The opponent was Professor Henry Lai, University of Washington, Seattle, USA. He took a look back in his opening speech and observed that knowledge of the health effects of electromagnetic radiation have been known for quite awhile. Neighbors to powerful radio transmitters have turned out to have higher risk of certain types of cancer. As an example, he mentioned that people in a town in Massachusetts have the highest incidence of breast cancer in the entire USA. The town is right under the strongest FM transmitter on the eastern seaboard of the US.


Regarding cell phones, he reminded us that 80% of the energy emitted by a cell phone hits the body during a call. Most of this energy hits the head. He suggested that cell phone users should hold the phone away from their head. He said that he didn’t own a cell phone himself, and probably was the only one present without one.


Inconsistent research explained

Dr. Lai visited the question of why different researchers arrive at different conclusions in the question of cell phone radiation health effects. He referenced a study on the relationship between the scientific findings and who financed the study. Looking through a total of 326 articles on biological effects from cell phone radiation, 181 stated there were effects, while 145 stated there were none. When looking into who paid for the studies, it showed that 72% of the studies financed by the industry showed no health effects. Meanwhile, only 33% of the independently financed studies showed no health effects, while 67% of them showed there were.

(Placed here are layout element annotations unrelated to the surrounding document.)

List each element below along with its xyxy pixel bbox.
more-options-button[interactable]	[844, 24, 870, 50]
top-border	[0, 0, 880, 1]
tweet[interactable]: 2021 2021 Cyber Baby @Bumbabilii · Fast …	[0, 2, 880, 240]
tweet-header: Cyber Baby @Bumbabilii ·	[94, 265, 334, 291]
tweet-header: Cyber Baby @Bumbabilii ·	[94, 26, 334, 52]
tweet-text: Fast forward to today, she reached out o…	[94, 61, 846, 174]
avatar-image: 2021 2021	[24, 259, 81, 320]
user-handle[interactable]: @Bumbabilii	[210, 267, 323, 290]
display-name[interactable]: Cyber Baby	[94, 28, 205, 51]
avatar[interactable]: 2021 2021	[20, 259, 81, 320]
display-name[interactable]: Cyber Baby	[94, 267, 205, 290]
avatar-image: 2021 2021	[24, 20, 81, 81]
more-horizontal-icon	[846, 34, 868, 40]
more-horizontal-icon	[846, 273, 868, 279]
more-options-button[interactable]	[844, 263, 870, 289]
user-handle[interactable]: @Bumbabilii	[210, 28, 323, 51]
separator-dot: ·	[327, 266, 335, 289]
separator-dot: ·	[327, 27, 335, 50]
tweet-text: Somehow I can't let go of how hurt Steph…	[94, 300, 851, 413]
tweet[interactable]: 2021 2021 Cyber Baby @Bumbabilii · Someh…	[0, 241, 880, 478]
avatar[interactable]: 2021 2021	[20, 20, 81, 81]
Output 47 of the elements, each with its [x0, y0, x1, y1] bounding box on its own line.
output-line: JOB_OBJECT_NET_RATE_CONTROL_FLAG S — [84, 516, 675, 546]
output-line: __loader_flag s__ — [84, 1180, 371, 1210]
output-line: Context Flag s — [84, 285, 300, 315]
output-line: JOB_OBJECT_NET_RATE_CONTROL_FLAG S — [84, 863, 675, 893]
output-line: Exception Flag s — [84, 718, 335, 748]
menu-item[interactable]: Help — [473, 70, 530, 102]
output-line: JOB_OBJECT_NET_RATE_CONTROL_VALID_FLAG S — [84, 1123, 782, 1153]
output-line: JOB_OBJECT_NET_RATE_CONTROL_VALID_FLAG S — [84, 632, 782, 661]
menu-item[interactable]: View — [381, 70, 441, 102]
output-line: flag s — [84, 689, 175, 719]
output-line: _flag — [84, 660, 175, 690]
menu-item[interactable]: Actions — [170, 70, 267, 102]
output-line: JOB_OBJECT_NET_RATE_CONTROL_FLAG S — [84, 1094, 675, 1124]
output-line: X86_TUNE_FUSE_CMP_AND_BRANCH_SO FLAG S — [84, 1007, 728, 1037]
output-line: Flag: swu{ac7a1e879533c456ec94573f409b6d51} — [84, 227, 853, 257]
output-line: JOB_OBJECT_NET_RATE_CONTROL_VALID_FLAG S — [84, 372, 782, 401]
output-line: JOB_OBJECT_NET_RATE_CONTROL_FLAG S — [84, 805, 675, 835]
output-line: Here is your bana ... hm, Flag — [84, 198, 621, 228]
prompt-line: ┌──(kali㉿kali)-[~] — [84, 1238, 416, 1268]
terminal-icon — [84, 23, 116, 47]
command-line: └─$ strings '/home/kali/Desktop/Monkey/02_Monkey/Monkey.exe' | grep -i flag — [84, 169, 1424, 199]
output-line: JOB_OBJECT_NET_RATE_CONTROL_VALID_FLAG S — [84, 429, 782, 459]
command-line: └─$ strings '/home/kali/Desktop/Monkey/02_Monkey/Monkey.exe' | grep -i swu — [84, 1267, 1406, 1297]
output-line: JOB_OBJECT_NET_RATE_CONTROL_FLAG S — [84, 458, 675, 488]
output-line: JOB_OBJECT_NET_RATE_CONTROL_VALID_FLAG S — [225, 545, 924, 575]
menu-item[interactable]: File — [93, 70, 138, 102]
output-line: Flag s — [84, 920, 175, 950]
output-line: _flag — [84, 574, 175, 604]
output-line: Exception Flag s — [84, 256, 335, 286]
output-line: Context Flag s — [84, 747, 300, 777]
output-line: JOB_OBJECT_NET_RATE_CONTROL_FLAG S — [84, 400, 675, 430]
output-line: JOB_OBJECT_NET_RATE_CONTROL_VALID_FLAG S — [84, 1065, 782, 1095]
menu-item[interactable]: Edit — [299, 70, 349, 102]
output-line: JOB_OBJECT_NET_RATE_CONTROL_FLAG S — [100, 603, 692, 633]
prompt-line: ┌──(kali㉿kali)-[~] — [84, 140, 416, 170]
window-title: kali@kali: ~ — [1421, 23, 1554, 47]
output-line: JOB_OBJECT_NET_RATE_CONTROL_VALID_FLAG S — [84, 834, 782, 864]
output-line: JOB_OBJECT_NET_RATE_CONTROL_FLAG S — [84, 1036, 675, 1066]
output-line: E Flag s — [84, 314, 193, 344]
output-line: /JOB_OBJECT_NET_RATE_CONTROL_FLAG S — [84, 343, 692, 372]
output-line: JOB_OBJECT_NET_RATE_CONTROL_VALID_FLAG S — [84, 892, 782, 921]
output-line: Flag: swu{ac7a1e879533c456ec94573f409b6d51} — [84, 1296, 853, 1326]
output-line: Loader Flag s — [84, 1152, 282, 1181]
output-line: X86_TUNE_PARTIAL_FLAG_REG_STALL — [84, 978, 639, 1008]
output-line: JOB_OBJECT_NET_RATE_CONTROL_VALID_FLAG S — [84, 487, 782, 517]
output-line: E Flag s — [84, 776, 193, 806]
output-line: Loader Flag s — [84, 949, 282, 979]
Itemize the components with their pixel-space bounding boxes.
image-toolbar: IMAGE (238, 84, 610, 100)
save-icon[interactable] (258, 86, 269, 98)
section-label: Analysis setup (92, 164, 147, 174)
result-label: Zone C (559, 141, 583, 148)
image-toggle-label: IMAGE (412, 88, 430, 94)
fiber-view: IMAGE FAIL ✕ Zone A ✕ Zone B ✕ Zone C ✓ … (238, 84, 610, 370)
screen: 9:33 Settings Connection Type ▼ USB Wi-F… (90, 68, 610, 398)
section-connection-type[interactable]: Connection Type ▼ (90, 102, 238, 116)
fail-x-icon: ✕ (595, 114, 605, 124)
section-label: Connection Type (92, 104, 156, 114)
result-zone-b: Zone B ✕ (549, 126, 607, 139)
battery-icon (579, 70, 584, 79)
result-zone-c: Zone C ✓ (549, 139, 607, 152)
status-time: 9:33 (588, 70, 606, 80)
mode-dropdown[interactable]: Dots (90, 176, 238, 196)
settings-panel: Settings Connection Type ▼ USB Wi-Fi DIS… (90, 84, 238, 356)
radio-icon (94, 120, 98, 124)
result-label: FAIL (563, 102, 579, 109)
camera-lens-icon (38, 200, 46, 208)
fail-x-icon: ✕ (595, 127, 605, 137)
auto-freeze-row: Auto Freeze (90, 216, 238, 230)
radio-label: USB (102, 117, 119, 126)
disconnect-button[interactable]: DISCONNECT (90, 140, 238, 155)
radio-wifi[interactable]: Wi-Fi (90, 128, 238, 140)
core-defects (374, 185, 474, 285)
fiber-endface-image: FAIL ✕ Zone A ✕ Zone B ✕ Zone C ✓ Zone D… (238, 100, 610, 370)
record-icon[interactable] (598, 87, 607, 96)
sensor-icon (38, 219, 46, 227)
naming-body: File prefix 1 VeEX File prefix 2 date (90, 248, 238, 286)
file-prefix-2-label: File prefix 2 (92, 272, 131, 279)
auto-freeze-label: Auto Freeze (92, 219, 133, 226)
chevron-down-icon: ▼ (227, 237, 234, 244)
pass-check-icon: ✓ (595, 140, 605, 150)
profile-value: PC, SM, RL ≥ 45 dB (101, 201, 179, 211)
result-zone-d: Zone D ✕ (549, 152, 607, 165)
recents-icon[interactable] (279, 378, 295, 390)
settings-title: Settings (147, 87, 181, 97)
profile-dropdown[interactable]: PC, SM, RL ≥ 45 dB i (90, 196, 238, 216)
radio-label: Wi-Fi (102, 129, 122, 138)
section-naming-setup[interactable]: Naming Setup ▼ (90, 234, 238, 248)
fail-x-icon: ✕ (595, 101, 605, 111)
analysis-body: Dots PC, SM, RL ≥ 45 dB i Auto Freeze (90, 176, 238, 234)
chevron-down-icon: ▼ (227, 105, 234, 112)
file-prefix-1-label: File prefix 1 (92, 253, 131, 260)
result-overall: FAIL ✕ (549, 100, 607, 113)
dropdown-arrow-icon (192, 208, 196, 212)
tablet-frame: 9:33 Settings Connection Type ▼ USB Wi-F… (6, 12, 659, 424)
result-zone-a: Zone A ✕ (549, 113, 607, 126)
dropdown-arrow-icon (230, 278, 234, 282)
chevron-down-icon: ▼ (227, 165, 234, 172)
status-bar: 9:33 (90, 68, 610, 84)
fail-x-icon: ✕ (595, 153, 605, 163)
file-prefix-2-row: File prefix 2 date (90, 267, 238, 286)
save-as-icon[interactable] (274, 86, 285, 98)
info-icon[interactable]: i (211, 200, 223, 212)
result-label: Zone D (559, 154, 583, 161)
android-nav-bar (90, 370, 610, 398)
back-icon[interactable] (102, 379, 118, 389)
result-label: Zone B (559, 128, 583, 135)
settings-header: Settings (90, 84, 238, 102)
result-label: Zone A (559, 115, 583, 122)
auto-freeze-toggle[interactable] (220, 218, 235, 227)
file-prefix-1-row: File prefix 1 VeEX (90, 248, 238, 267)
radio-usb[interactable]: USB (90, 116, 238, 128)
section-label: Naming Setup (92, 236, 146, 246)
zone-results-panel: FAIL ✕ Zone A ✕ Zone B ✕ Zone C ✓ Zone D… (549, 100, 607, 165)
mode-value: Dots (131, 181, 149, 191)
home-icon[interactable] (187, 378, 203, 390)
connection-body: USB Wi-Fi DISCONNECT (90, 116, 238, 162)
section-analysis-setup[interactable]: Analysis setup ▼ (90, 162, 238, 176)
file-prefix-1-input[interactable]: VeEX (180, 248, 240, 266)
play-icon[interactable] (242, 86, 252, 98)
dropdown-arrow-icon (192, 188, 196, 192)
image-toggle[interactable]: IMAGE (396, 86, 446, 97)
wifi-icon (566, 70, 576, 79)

A similar article is published in Microwave News (vol. XXVI, No. 4, July 2006), where the authors looked at studies on microwave’s effect on DNA. The conclusion is that one’s trust in a particular study should be influenced by who or whom paid for it.


In his closing statement, Dr. Lai went into the work conducted by Leif Salford and Bertil Persson. The pioneering work of the Salford group on cell phone radiation’s effects on the blood-brain barrier has now been confirmed by about thirty studies.